Fujitsu’s Dippu Singh discusses the pitfalls of checklist governance in relation to the EU AI Act, emphasizing the growing need for a more comprehensive approach to AI compliance. This commentary originally appeared in Insight Jam, an enterprise IT community focused on AI.
The enforcement of the EU AI Act marks a significant shift in how organizations must approach artificial intelligence. The era of “move fast and break things” has come to an end, with the new mantra becoming “prove it is safe, or don’t deploy it.” However, many enterprise leaders are misinterpreting this paradigm change. They often see AI compliance as merely a bureaucratic hurdle, relegated to legal teams and risk officers equipped with spreadsheets. This perspective could pose serious risks.
The EU AI Act, ISO 42001, and other developing global standards require more than improved documentation; they demand observable engineering realities. The gap between ethical principles set forth by law and the actual behavior of AI models represents a critical challenge for AI adoption. Organizations are rushing to adopt AI governance tools but often find themselves ensnared in a compliance trap, relying on static checklists that fail to account for the dynamic nature of modern large language models (LLMs).
To navigate this tightening regulatory environment, Chief Data Officers and AI leaders must transition from a focus on normative assessments—essentially legalistic checklists—to an “Ethics by Design” approach that emphasizes the architecture of AI systems.
The Need for Contextual Risk Assessment
The present landscape of governance tools is divided into two main categories: normative assessment tools and technical assessment tools. Normative assessment tools function as digital checklists, asking questions such as “Have you considered fairness?” or “Is there human oversight?” While necessary for compliance documentation, they provide no real insight into engineering practices. Conversely, technical assessment tools focus on metric-driven evaluations, such as toxicity classifiers and accuracy scores, but they often lack the contextual understanding required for enterprise applications.

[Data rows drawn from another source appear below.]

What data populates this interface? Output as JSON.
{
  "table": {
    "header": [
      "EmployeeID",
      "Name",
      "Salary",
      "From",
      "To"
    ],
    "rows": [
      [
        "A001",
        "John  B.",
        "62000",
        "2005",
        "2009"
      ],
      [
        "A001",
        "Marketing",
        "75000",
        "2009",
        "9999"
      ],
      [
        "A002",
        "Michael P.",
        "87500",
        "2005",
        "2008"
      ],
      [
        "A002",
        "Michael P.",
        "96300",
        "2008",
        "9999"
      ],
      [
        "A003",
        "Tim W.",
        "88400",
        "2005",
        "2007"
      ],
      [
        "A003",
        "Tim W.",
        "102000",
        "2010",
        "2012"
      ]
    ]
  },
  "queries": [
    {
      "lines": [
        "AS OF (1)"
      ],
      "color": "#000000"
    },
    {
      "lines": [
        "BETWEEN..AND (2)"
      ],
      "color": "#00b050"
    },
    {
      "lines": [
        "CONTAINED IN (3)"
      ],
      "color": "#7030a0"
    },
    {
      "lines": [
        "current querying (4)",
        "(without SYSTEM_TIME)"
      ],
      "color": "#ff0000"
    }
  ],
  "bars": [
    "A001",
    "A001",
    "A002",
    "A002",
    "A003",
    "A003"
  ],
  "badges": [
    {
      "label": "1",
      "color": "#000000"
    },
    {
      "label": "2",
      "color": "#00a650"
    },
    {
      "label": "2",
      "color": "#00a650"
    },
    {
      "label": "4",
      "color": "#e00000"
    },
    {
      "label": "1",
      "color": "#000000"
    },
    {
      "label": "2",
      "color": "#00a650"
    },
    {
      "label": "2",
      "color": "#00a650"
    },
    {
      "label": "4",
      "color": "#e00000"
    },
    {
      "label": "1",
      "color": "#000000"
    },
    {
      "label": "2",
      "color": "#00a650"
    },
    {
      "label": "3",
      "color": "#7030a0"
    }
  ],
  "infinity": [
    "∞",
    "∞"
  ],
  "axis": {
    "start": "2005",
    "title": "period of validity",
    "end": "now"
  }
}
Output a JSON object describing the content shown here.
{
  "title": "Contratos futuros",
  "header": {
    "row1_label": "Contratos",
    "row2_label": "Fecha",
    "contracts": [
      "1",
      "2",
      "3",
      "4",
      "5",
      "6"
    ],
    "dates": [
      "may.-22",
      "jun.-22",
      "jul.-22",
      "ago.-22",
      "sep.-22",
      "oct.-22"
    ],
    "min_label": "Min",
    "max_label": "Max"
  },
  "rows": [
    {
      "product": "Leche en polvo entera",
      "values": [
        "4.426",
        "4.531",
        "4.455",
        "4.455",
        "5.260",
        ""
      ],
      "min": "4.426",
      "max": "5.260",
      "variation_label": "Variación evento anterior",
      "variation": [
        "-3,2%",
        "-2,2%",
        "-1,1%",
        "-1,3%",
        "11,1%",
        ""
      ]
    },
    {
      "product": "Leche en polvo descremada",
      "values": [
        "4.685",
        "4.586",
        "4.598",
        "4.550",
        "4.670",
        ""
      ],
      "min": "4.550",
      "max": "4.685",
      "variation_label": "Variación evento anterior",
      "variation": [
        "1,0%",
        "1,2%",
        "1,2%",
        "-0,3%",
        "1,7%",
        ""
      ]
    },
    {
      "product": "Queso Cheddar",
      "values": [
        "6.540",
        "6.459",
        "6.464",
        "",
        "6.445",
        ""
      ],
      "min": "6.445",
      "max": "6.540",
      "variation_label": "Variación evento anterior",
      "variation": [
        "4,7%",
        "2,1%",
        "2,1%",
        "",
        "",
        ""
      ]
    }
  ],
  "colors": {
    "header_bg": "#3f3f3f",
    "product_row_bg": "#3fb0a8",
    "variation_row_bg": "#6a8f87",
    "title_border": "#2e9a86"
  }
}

The real opportunity lies in developing context-aware risk assessment frameworks that translate vague legal requirements into actionable technical checks. For example, a generic fairness checklist question may ask, “Did you establish procedures to avoid bias?” A more contextually aware approach would specify, “Did credit managers consult past loan history for gender balance during data preprocessing?” Such granularity is crucial for avoiding potential legal pitfalls and creating a defendable audit trail.
Another challenge lies in the technology itself. Large language models can be difficult to audit due to the subtleties in their outputs. Standard benchmarking often emphasizes binary classifications, which may overlook biases that manifest under high-context reasoning conditions. Recent research highlights that biases can be hidden in abstract language, as demonstrated by testing models with proverbs or idioms. For instance, a model might exhibit gender biases when interpreting phrases that refer to authority and accountability, revealing inconsistencies that compliance tools cannot detect.
This inability to identify latent biases calls for a new architecture focused on bias diagnosis, employing rank-based evaluation metrics to gauge model performance across diverse scenarios. If organizations are deploying generative AI agents for customer interactions, they require sophisticated diagnostic layers to evaluate moral reasoning capabilities in culturally nuanced contexts.
AI leadership must shift its perspective regarding the EU AI Act, viewing it not as a constraint but as a specification for quality control. The technologies needed to comply with regulators—such as traceability, bias diagnosis, and impact assessment—are the same technologies that can help build reliable products. A model that exhibits gender bias in a proverb test is indicative of broader reasoning instabilities.
To prepare for the evolving compliance landscape, leaders should focus on three architectural imperatives. First, governance must be integrated into the MLOps pipeline, serving as a gatekeeper that blocks deployment if ethical design criteria are not met. Second, organizations need to contextualize risks rather than rely on universal checklists, investing in systems capable of parsing specific architectures to generate targeted risk controls. Lastly, leaders should stress-test models for nuanced issues, moving beyond public benchmarks to implement active cleaning and high-context diagnostic tools that capture edge cases often missed in standard testing.
The EU AI Act fundamentally challenges organizations to align their operational practices with the values they profess. Leaders who navigate this landscape effectively will not only meet regulatory demands but will also enhance their market position. In contrast, those who remain entrenched in outdated compliance practices risk finding themselves explaining their algorithms in court.